Mayfield’s writing had always been distinguished by its optimism, but it finally seemed to desert him on There’s No Place Like America Today, as stark and harrowing a depiction of life in the US as the mid-70s produced. America was still suffering the after-effects of the oil crisis and the 70s recession, unemployment at its highest rate since 1941: “Scufflin’ times,” as Mayfield put it on the astonishing When Seasons Change. “Look around and see yourself so weak and so vulnerable.” He slowed the tempo of his songs to an agonised crawl, stripped the arrangements back until they felt sparse and sombre, shifted his songwriting so that there seemed to be no peaks, no breakdowns: for all the music’s delicacy and nuance, there’s something oddly unrelenting about it. The opener Billy Jack detailed the kind of drug-related ghetto murder that he’d depicted in Freddie’s Dead, but this time treated it with a sad, fatalistic shrug: “It’s a wonder he lived this long”. There’s No Place Like America Today is tough, but powerful listening.

New World Order (1995)

In 1990, Curtis Mayfield was paralysed from the neck down after a lighting rig collapsed during a gig in Brooklyn. But he continued to write and marshalled his energies for one last album. It arrived filled with poignant moments, among them Aretha Franklin’s appearance on Back to Living Again, where she appears to be urging him on: “Right on, go ahead Mayfield”. But New World Order isn’t an album interested in eliciting the listener’s sympathy: it succeeds entirely on its own musical merits. Remarkably, given that his vocals had to be recorded line-by-line, Mayfield singing while lying on his back, his voice sounds incredible. His songwriting still had bite, as evidenced by Here But I’m Gone’s portrayal of a crack addict. And while he worked with TLC and Outkast production team Organized Noise, he didn’t have to chase new trends: his influence over contemporary R&B and hip hop was so vast that his sound required only a cosmetic makeover to sound current.

Related: Sign up for the Sleeve Notes email: music news, bold reviews and unexpected extras

One for the heads

What Is My Woman For? (1980)

The traditional narrative suggests disco harmed Mayfield’s career, not least because his kind of social commentary fell out of fashion in favour of something more escapist. That’s an overly simplistic reading: artistically at least, Mayfield was more than equipped to cope with changing trends. His label Curtom Records released a string of fantastic disco tracks – Linda Clifford’s Runaway Love, Mystique’s What Would the World Be Without Music, Barbara Mason and Bunny Sigler’s admittedly obscure Locked in This Position – and his own work in the era is worth far more than a cursory listen. From 1979’s overlooked Heartbeat, What Is My Woman For? is a very Mayfield take on the genre – a beautifully wrought hymn not to a one-stand or dancefloor delirium, but the pleasures of a long, stable relationship and parenthood: “Never changing, she’s as solid as that wall.”

The primer playlist

For Spotify users, listen below or click on the Spotify icon in the top right of the playlist; for Apple Music users, click here.

Further reading

Travelling Soul: The Life of Curtis Mayfield – Todd Mayfield and Travis Atria (2016)
A more clear-eyed and comprehensive work than you might expect from the subject’s son, Travelling Soul is about as definitive a Mayfield biography as there is.

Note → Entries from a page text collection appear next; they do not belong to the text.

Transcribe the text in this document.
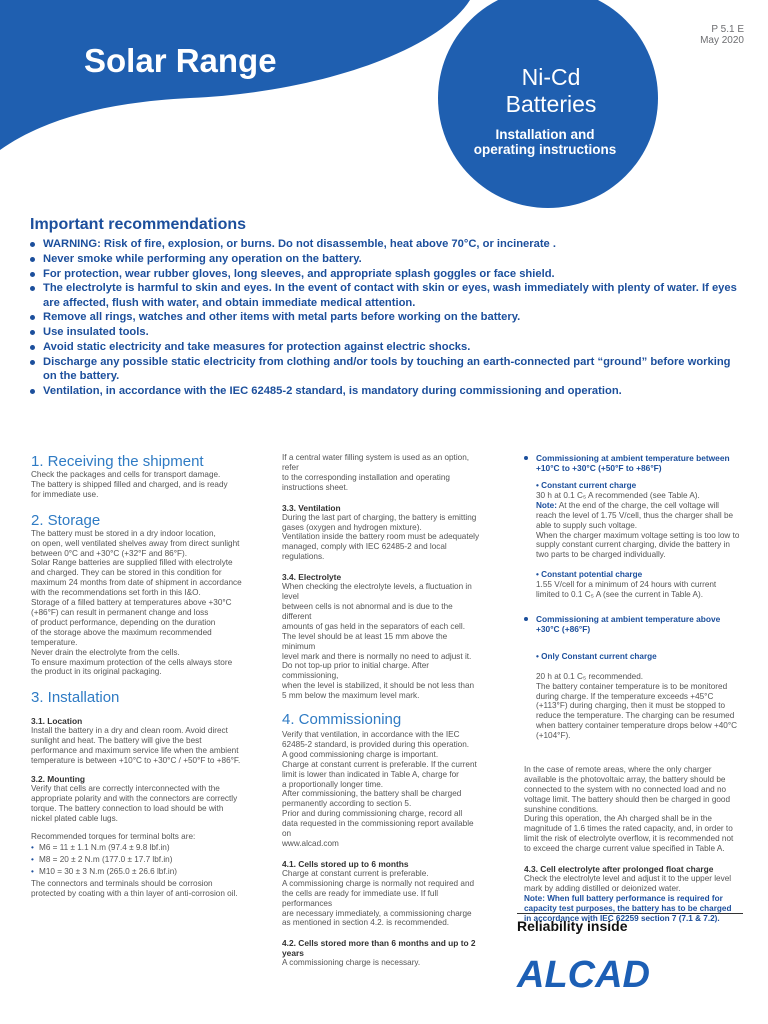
P 5.1 E
May 2020
Solar Range	Ni-Cd
Batteries
Installation and operating instructions
Important recommendations
WARNING: Risk of fire, explosion, or burns. Do not disassemble, heat above 70°C, or incinerate .
Never smoke while performing any operation on the battery.
For protection, wear rubber gloves, long sleeves, and appropriate splash goggles or face shield.
The electrolyte is harmful to skin and eyes. In the event of contact with skin or eyes, wash immediately with plenty of water. If eyes are affected, flush with water, and obtain immediate medical attention.
Remove all rings, watches and other items with metal parts before working on the battery.
Use insulated tools.
Avoid static electricity and take measures for protection against electric shocks.
Discharge any possible static electricity from clothing and/or tools by touching an earth-connected part “ground” before working on the battery.
Ventilation, in accordance with the IEC 62485-2 standard, is mandatory during commissioning and operation.
1. Receiving the shipment
Check the packages and cells for transport damage.
The battery is shipped filled and charged, and is ready
for immediate use.
2. Storage
The battery must be stored in a dry indoor location,
on open, well ventilated shelves away from direct sunlight
between 0°C and +30°C (+32°F and 86°F).
Solar Range batteries are supplied filled with electrolyte
and charged. They can be stored in this condition for
maximum 24 months from date of shipment in accordance
with the recommendations set forth in this I&O.
Storage of a filled battery at temperatures above +30°C
(+86°F) can result in permanent change and loss
of product performance, depending on the duration
of the storage above the maximum recommended
temperature.
Never drain the electrolyte from the cells.
To ensure maximum protection of the cells always store
the product in its original packaging.
3. Installation
3.1. Location
Install the battery in a dry and clean room. Avoid direct
sunlight and heat. The battery will give the best
performance and maximum service life when the ambient
temperature is between +10°C to +30°C / +50°F to +86°F.
3.2. Mounting
Verify that cells are correctly interconnected with the
appropriate polarity and with the connectors are correctly
torque. The battery connection to load should be with
nickel plated cable lugs.
Recommended torques for terminal bolts are:
• M6 = 11 ± 1.1 N.m (97.4 ± 9.8 lbf.in)
• M8 = 20 ± 2 N.m (177.0 ± 17.7 lbf.in)
• M10 = 30 ± 3 N.m (265.0 ± 26.6 lbf.in)
The connectors and terminals should be corrosion
protected by coating with a thin layer of anti-corrosion oil.
If a central water filling system is used as an option, refer
to the corresponding installation and operating
instructions sheet.
3.3. Ventilation
During the last part of charging, the battery is emitting
gases (oxygen and hydrogen mixture).
Ventilation inside the battery room must be adequately
managed, comply with IEC 62485-2 and local
regulations.
3.4. Electrolyte
When checking the electrolyte levels, a fluctuation in level
between cells is not abnormal and is due to the different
amounts of gas held in the separators of each cell.
The level should be at least 15 mm above the minimum
level mark and there is normally no need to adjust it.
Do not top-up prior to initial charge. After commissioning,
when the level is stabilized, it should be not less than
5 mm below the maximum level mark.
4. Commissioning
Verify that ventilation, in accordance with the IEC
62485-2 standard, is provided during this operation.
A good commissioning charge is important.
Charge at constant current is preferable. If the current
limit is lower than indicated in Table A, charge for
a proportionally longer time.
After commissioning, the battery shall be charged
permanently according to section 5.
Prior and during commissioning charge, record all
data requested in the commissioning report available on
www.alcad.com
4.1. Cells stored up to 6 months
Charge at constant current is preferable.
A commissioning charge is normally not required and
the cells are ready for immediate use. If full performances
are necessary immediately, a commissioning charge
as mentioned in section 4.2. is recommended.
4.2. Cells stored more than 6 months and up to 2 years
A commissioning charge is necessary.
Commissioning at ambient temperature between +10°C to +30°C (+50°F to +86°F)
• Constant current charge
30 h at 0.1 C₅ A recommended (see Table A).
Note: At the end of the charge, the cell voltage will reach the level of 1.75 V/cell, thus the charger shall be able to supply such voltage.
When the charger maximum voltage setting is too low to supply constant current charging, divide the battery in two parts to be charged individually.
• Constant potential charge
1.55 V/cell for a minimum of 24 hours with current limited to 0.1 C₅ A (see the current in Table A).
Commissioning at ambient temperature above +30°C (+86°F)

• Only Constant current charge

20 h at 0.1 C₅ recommended.
The battery container temperature is to be monitored during charge. If the temperature exceeds +45°C (+113°F) during charging, then it must be stopped to reduce the temperature. The charging can be resumed when battery container temperature drops below +40°C (+104°F).

In the case of remote areas, where the only charger available is the photovoltaic array, the battery should be connected to the system with no connected load and no voltage limit. The battery should then be charged in good sunshine conditions.
During this operation, the Ah charged shall be in the magnitude of 1.6 times the rated capacity, and, in order to limit the risk of electrolyte overflow, it is recommended not to exceed the charge current value specified in Table A.
4.3. Cell electrolyte after prolonged float charge
Check the electrolyte level and adjust it to the upper level mark by adding distilled or deionized water.
Note: When full battery performance is required for capacity test purposes, the battery has to be charged in accordance with IEC 62259 section 7 (7.1 & 7.2).
Reliability inside
ALCAD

Chicago Soul – Robert Pruter (1992)
If you want local context for Mayfield’s career, this is the place: there’s a chapter devoted to his Curtom label, and Pruter’s research into the everything from the city’s stylistic shifts – from doo-wop to the early 80s – to prevalent dance crazes is exemplary.

Curtis Mayfield: People Never Give Up – Peter Burns (2003)
Not the biography it claims to be, more a Mayfield nerd/collector’s paradise that does a good job of unravelling his labyrinthine work as artist, songwriter and producer.